Na mesma semana em que o mundo lembra, no sábado (11), o aniversário de 20 anos dos atentados de 11 de setembro de 2001 nos Estados Unidos, tem início, em Paris, o julgamento dos acusados do maior ataque terrorista em solo francês. A noite de horror de 13 de novembro de 2015 começou no Stade de France, em Saint-Denis, estendeu-se por bares e cafés dos arredores da Place de la République, em Paris, e culminou na casa de espetáculos Bataclan. Seis anos depois, 14 homens sentam-se no banco dos réus pela morte de 130 pessoas – outros seis são julgados à revelia.
Todos os olhos estão voltados para o franco-marroquino Salah Abdeslam, o único dos integrantes do comando suicida que ainda está vivo. Até hoje sua participação na ação não é clara. O julgamento, que deve durar nove meses, será uma oportunidade
para que detalhes de seu envolvimento venha a público.
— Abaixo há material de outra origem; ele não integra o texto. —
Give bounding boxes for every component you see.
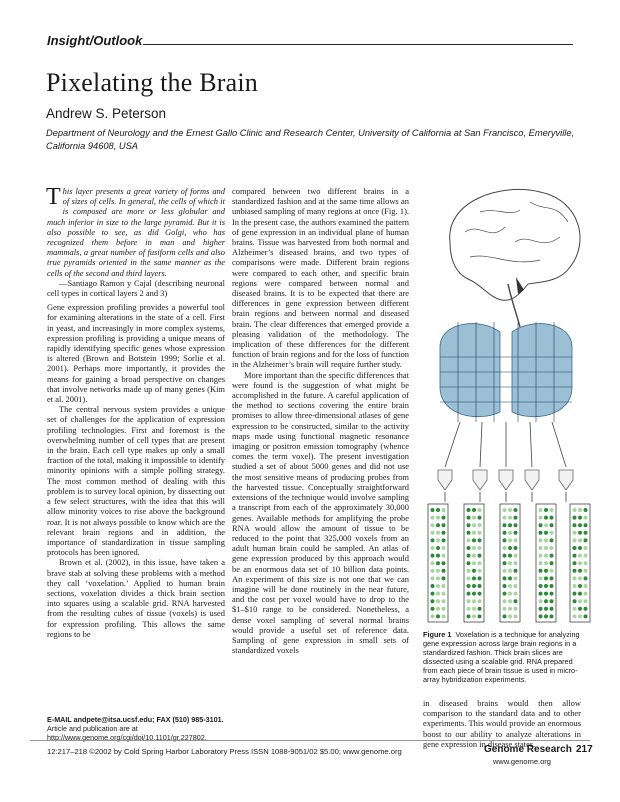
array-spot	[467, 538, 471, 542]
array-spot	[467, 508, 471, 512]
array-spot	[467, 614, 471, 618]
array-spot	[584, 584, 588, 588]
array-spot	[431, 584, 435, 588]
array-spot	[539, 554, 543, 558]
array-spot	[478, 584, 482, 588]
array-spot	[472, 599, 476, 603]
array-spot	[584, 561, 588, 565]
array-spot	[578, 508, 582, 512]
affiliation: Department of Neurology and the Ernest Gallo Clinic and Research Center, University of California at San Francisco, Emeryville, California 94608, USA	[46, 128, 575, 151]
array-spot	[478, 523, 482, 527]
array-spot	[431, 554, 435, 558]
array-spot	[539, 576, 543, 580]
array-spot	[436, 508, 440, 512]
array-spot	[503, 508, 507, 512]
array-spot	[508, 607, 512, 611]
array-spot	[550, 599, 554, 603]
array-spot	[539, 614, 543, 618]
array-spot	[436, 614, 440, 618]
array-spot	[514, 584, 518, 588]
array-spot	[436, 516, 440, 520]
array-spot	[544, 531, 548, 535]
array-spot	[578, 538, 582, 542]
figure-label: Figure 1	[423, 630, 452, 639]
array-spot	[436, 546, 440, 550]
array-spot	[467, 554, 471, 558]
array-spot	[503, 561, 507, 565]
array-spot	[442, 569, 446, 573]
array-spot	[584, 546, 588, 550]
array-spot	[578, 599, 582, 603]
array-spot	[467, 607, 471, 611]
array-spot	[584, 554, 588, 558]
array-spot	[539, 592, 543, 596]
array-spot	[584, 614, 588, 618]
array-spot	[544, 538, 548, 542]
array-spot	[442, 561, 446, 565]
array-spot	[503, 546, 507, 550]
array-spot	[442, 531, 446, 535]
array-spot	[467, 531, 471, 535]
array-spot	[514, 538, 518, 542]
array-spot	[584, 599, 588, 603]
array-spot	[514, 614, 518, 618]
array-spot	[539, 561, 543, 565]
paragraph: compared between two different brains in a standardized fashion and at the same time allows an unbiased sampling of many regions at once (Fig. 1). In the present case, the authors examined the pattern of gene expression in an individual plane of human brains. Tissue was harvested from both normal and Alzheimer’s diseased brains, and two types of comparisons were made. Different brain regions were compared to each other, and specific brain regions were compared between normal and diseased brains. It is to be expected that there are differences in gene expression between different brain regions and between normal and diseased brain. The clear differences that emerged provide a pleasing validation of the methodology. The implication of these differences for the different function of brain regions and for the loss of function in the Alzheimer’s brain will require further study.	[232, 186, 409, 370]
array-spot	[442, 523, 446, 527]
array-spot	[544, 554, 548, 558]
array-spot	[503, 531, 507, 535]
article-title: Pixelating the Brain	[46, 68, 258, 97]
array-spot	[539, 508, 543, 512]
array-spot	[503, 584, 507, 588]
array-spot	[478, 561, 482, 565]
array-spot	[431, 538, 435, 542]
figure-caption	[423, 631, 588, 684]
array-spot	[431, 607, 435, 611]
array-spot	[550, 584, 554, 588]
array-spot	[503, 554, 507, 558]
array-spot	[431, 569, 435, 573]
array-spot	[436, 538, 440, 542]
array-spot	[508, 561, 512, 565]
array-spot	[573, 599, 577, 603]
array-spot	[514, 508, 518, 512]
footer-rule	[30, 740, 590, 741]
arrow-icons	[445, 492, 566, 502]
paragraph: More important than the specific differences that were found is the suggestion of what might be accomplished in the future. A careful application of the method to sections covering the entire brain promises to allow three-dimensional atlases of gene expression to be constructed, similar to the activity maps made using functional magnetic resonance imaging or positron emission tomography (whence comes the term voxel). The present investigation studied a set of about 5000 genes and did not use the most sensitive means of producing probes from the harvested tissue. Conceptually straightforward extensions of the technique would involve sampling a transcript from each of the approximately 30,000 genes. Available methods for amplifying the probe RNA would allow the amount of tissue to be reduced to the point that 325,000 voxels from an adult human brain could be sampled. An atlas of gene expression produced by this approach would be an enormous data set of 10 billion data points. An experiment of this size is not one that we can imagine will be done routinely in the near future, and the cost per voxel would have to drop to the $1–$10 range to be considered. Nonetheless, a dense voxel sampling of several normal brains would provide a useful set of reference data. Sampling of gene expression in small sets of standardized voxels	[232, 369, 409, 656]
array-spot	[472, 561, 476, 565]
array-spot	[584, 607, 588, 611]
array-spot	[508, 576, 512, 580]
array-spot	[573, 576, 577, 580]
array-spot	[431, 592, 435, 596]
array-spot	[550, 538, 554, 542]
array-spot	[508, 592, 512, 596]
array-spot	[544, 614, 548, 618]
array-spot	[442, 546, 446, 550]
array-spot	[578, 576, 582, 580]
body-column-3	[423, 698, 581, 749]
array-spot	[503, 523, 507, 527]
array-spot	[442, 584, 446, 588]
array-spot	[478, 546, 482, 550]
array-spot	[539, 569, 543, 573]
array-spot	[514, 599, 518, 603]
array-spot	[573, 531, 577, 535]
array-spot	[544, 607, 548, 611]
array-spot	[431, 508, 435, 512]
array-spot	[431, 561, 435, 565]
author-name: Andrew S. Peterson	[46, 106, 167, 121]
array-spot	[478, 531, 482, 535]
array-spot	[544, 561, 548, 565]
array-spot	[478, 614, 482, 618]
array-spot	[478, 607, 482, 611]
array-spot	[550, 554, 554, 558]
tube-icons	[438, 470, 573, 490]
array-spot	[550, 561, 554, 565]
array-spot	[550, 516, 554, 520]
array-spot	[478, 569, 482, 573]
array-spot	[584, 576, 588, 580]
array-spot	[514, 516, 518, 520]
array-spot	[508, 508, 512, 512]
array-spot	[573, 607, 577, 611]
array-spot	[508, 584, 512, 588]
array-spot	[550, 592, 554, 596]
email-fax: E-MAIL andpete@itsa.ucsf.edu; FAX (510) 985-3101.	[47, 715, 224, 724]
array-spot	[550, 523, 554, 527]
array-spot	[584, 569, 588, 573]
caption-text: Voxelation is a technique for analyzing gene expression across large brain regions in a standardized fashion. Thick brain slices are dissected using a scalable grid. RNA prepared from each piece of brain tissue is used in micro-array hybridization experiments.	[423, 630, 580, 684]
array-spot	[539, 531, 543, 535]
array-spot	[544, 516, 548, 520]
array-spot	[431, 614, 435, 618]
array-spot	[539, 516, 543, 520]
array-spot	[472, 592, 476, 596]
microarray-slides	[428, 504, 590, 622]
array-spot	[436, 599, 440, 603]
array-spot	[544, 546, 548, 550]
array-spot	[508, 531, 512, 535]
array-spot	[578, 531, 582, 535]
array-spot	[503, 516, 507, 520]
array-spot	[550, 614, 554, 618]
array-spot	[578, 516, 582, 520]
array-spot	[578, 584, 582, 588]
array-spot	[503, 569, 507, 573]
array-spot	[514, 554, 518, 558]
array-spot	[442, 614, 446, 618]
array-spot	[584, 516, 588, 520]
array-spot	[478, 508, 482, 512]
array-spot	[573, 554, 577, 558]
epigraph-attribution: —Santiago Ramon y Cajal (describing neuronal cell types in cortical layers 2 and 3)	[47, 277, 225, 299]
array-spot	[472, 523, 476, 527]
footer-citation: 12:217–218 ©2002 by Cold Spring Harbor Laboratory Press ISSN 1088-9051/02 $5.00; www.genome.org	[47, 747, 402, 756]
array-spot	[584, 592, 588, 596]
array-spot	[578, 592, 582, 596]
array-spot	[544, 569, 548, 573]
array-spot	[544, 584, 548, 588]
array-spot	[467, 561, 471, 565]
array-spot	[478, 576, 482, 580]
array-spot	[442, 554, 446, 558]
brain-slice-right	[512, 324, 572, 417]
array-spot	[436, 607, 440, 611]
array-spot	[573, 592, 577, 596]
array-spot	[431, 599, 435, 603]
array-spot	[573, 561, 577, 565]
array-spot	[584, 531, 588, 535]
header-rule	[143, 44, 573, 45]
array-spot	[431, 516, 435, 520]
array-spot	[539, 607, 543, 611]
array-spot	[514, 569, 518, 573]
array-spot	[578, 523, 582, 527]
array-spot	[539, 546, 543, 550]
array-spot	[431, 576, 435, 580]
array-spot	[550, 546, 554, 550]
array-spot	[573, 523, 577, 527]
epigraph	[47, 186, 225, 278]
array-spot	[544, 599, 548, 603]
array-spot	[573, 614, 577, 618]
array-spot	[467, 592, 471, 596]
array-spot	[550, 576, 554, 580]
array-spot	[578, 614, 582, 618]
array-spot	[436, 531, 440, 535]
array-spot	[573, 584, 577, 588]
page-number: 217	[576, 744, 593, 755]
drop-cap: T	[46, 184, 61, 210]
array-spot	[478, 554, 482, 558]
array-spot	[578, 561, 582, 565]
array-spot	[544, 576, 548, 580]
epigraph-text: his layer presents a great variety of forms and of sizes of cells. In general, the cells of which it is composed are more or less globular and much inferior in size to the large pyramid. But it is also possible to see, as did Golgi, who has recognized them before in man and higher mammals, a great number of fusiform cells and also true pyramids oriented in the same manner as the cells of the second and third layers.	[47, 186, 225, 278]
array-spot	[514, 576, 518, 580]
array-spot	[539, 538, 543, 542]
paragraph: Gene expression profiling provides a powerful tool for examining alterations in the state of a cell. First in yeast, and increasingly in more complex systems, expression profiling is providing a unique means of rapidly identifying specific genes whose expression is altered (Brown and Botstein 1999; Sorlie et al. 2001). Perhaps more importantly, it provides the means for gaining a broad perspective on changes that involve networks made up of many genes (Kim et al. 2001).	[47, 302, 225, 405]
array-spot	[442, 508, 446, 512]
brain-icon	[450, 189, 580, 327]
doi-note: Article and publication are at http://www.genome.org/cgi/doi/10.1101/gr.227802.	[47, 724, 207, 742]
array-spot	[573, 516, 577, 520]
array-spot	[508, 546, 512, 550]
array-spot	[436, 561, 440, 565]
array-spot	[472, 538, 476, 542]
array-spot	[436, 523, 440, 527]
array-spot	[467, 599, 471, 603]
array-spot	[467, 569, 471, 573]
array-spot	[478, 599, 482, 603]
array-spot	[539, 523, 543, 527]
array-spot	[578, 554, 582, 558]
array-spot	[508, 516, 512, 520]
array-spot	[550, 531, 554, 535]
array-spot	[478, 516, 482, 520]
array-spot	[539, 599, 543, 603]
array-spot	[472, 508, 476, 512]
array-spot	[573, 569, 577, 573]
array-spot	[436, 576, 440, 580]
array-spot	[503, 614, 507, 618]
array-spot	[442, 516, 446, 520]
array-spot	[508, 569, 512, 573]
array-spot	[431, 546, 435, 550]
body-column-2	[232, 186, 409, 655]
array-spot	[478, 538, 482, 542]
paragraph: The central nervous system provides a unique set of challenges for the application of expression profiling technologies. First and foremost is the overwhelming number of cell types that are present in the brain. Each cell type makes up only a small fraction of the total, making it impossible to identify minority opinions with a simple polling strategy. The most common method of dealing with this problem is to survey local opinion, by dissecting out a few select structures, with the idea that this will allow minority voices to rise above the background roar. It is not always possible to know which are the relevant brain regions and in addition, the importance of standardization in tissue sampling protocols has been ignored.	[47, 404, 225, 558]
array-spot	[573, 546, 577, 550]
array-spot	[472, 584, 476, 588]
array-spot	[539, 584, 543, 588]
array-spot	[436, 569, 440, 573]
array-spot	[584, 508, 588, 512]
array-spot	[584, 523, 588, 527]
array-spot	[472, 607, 476, 611]
array-spot	[472, 516, 476, 520]
array-spot	[550, 508, 554, 512]
array-spot	[584, 538, 588, 542]
array-spot	[472, 569, 476, 573]
array-spot	[503, 592, 507, 596]
array-spot	[514, 523, 518, 527]
array-spot	[478, 592, 482, 596]
paragraph: in diseased brains would then allow comparison to the standard data and to other experiments. This would provide an enormous boost to our ability to analyze alterations in gene expression in disease states.	[423, 698, 581, 749]
array-spot	[503, 538, 507, 542]
array-spot	[508, 523, 512, 527]
journal-name: Genome Research	[484, 744, 572, 755]
array-spot	[467, 516, 471, 520]
array-spot	[442, 538, 446, 542]
array-spot	[467, 546, 471, 550]
array-spot	[442, 607, 446, 611]
array-spot	[431, 531, 435, 535]
arrow-icons	[445, 422, 566, 467]
array-spot	[472, 531, 476, 535]
array-spot	[550, 569, 554, 573]
array-spot	[436, 592, 440, 596]
array-spot	[508, 554, 512, 558]
array-spot	[573, 508, 577, 512]
array-spot	[503, 576, 507, 580]
body-column-1	[47, 186, 225, 639]
array-spot	[472, 614, 476, 618]
array-spot	[514, 561, 518, 565]
array-spot	[467, 584, 471, 588]
array-spot	[573, 538, 577, 542]
journal-site: www.genome.org	[493, 757, 551, 766]
array-spot	[431, 523, 435, 527]
array-spot	[472, 554, 476, 558]
array-spot	[442, 576, 446, 580]
array-spot	[436, 554, 440, 558]
array-spot	[578, 546, 582, 550]
array-spot	[467, 523, 471, 527]
paragraph: Brown et al. (2002), in this issue, have taken a brave stab at solving these problems with a method they call ‘voxelation.’ Applied to human brain sections, voxelation divides a thick brain section into squares using a scalable grid. RNA harvested from the resulting cubes of tissue (voxels) is used for expression profiling. This allows the same regions to be	[47, 557, 225, 639]
array-spot	[467, 576, 471, 580]
array-spot	[514, 531, 518, 535]
array-spot	[472, 546, 476, 550]
array-spot	[514, 546, 518, 550]
array-spot	[472, 576, 476, 580]
figure-1-illustration	[420, 182, 592, 627]
array-spot	[508, 538, 512, 542]
array-spot	[508, 599, 512, 603]
contact-block	[47, 715, 225, 742]
array-spot	[544, 523, 548, 527]
array-spot	[508, 614, 512, 618]
array-spot	[514, 592, 518, 596]
array-spot	[544, 592, 548, 596]
array-spot	[578, 607, 582, 611]
array-spot	[436, 584, 440, 588]
section-header: Insight/Outlook	[47, 33, 143, 48]
array-spot	[442, 599, 446, 603]
array-spot	[442, 592, 446, 596]
array-spot	[503, 607, 507, 611]
array-spot	[514, 607, 518, 611]
array-spot	[578, 569, 582, 573]
array-spot	[544, 508, 548, 512]
array-spot	[503, 599, 507, 603]
array-spot	[550, 607, 554, 611]
brain-slice-left	[440, 324, 500, 417]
Nos dias seguintes aos atentados, a suspeita era de que ele teria sido o motorista que conduzira o grupo de nove extremistas até Paris. Depois surgira a versão segundo a qual ele teria desistido de praticar pessoalmente os ataques e voltado a Bruxelas, onde morava. Com o tempo, a conexão com o grupo que explodiu, no ano seguinte, o aeroporto e o metrô da capital belga (32 mortos), evidenciou a existência de uma célula extremista no eixo Paris-Bruxelas.
Nesta quarta-feira (8), na abertura do julgamento, Abdeslam mostrou-se desafiante ao ser questionado pelo juiz sobre sua profissão, uma pergunta protocolar.
– Deixei tudo para me tornar um combatente do Estado Islâmico – afirmou.
Antes, dissera:
– Em primeiro lugar, quero dizer que não há outro Deus além de Alá e que Maomé é seu profeta. Agora, julguem-me, façam o que quiser de mim. Não tenho medo de vocês, coloco minha confiança em Alá e isso é tudo, não tenho nada a acrescentar.
Há uma ponte entre Nova York, palco principal dos atentados de 11 de setembro de 2001, e Paris, local dos ataques de 13 de novembro de 2015. A extensão da Guerra ao Terror dos Estados Unidos do Afeganistão para o Iraque, a queda de Saddam Hussein e o vácuo que se seguiu transformaram o país do Oriente Médio em um imã para terroristas, que originaram o Estado Islâmico (EI), um grupo ainda mais cruel do que a rede Al-Qaeda, que havia atacado Nova York e Washington. A Europa se tornou o campo de batalha de voluntários suicidas enviados pelo califado ou que surgiram nas entranhas de suas periferias, em geral por conta de pobreza, desemprego e desilusão que alimentam as veias do jihadismo. Como Paris, houve antes as bombas em Madri e Londres. Depois, houve Bruxelas, Nice, Berlim, Barcelona, Estrasburgo, Manchester, Estocolmo e outros horrores. O modus operandi dos extremistas foi migrando de homens-bomba a lobos solitários, com ligações cada vez mais difusas com o EI, a atropelar e esfaquear civis em vias públicas.
Este será o “julgamento do século”, nas palavras da imprensa francesa, embora, infelizmente, não se possa dizer que o mundo em geral e a Europa em particular estejam livres de novos atentados terroristas “nesse século” que está apenas no início de sua terceira década.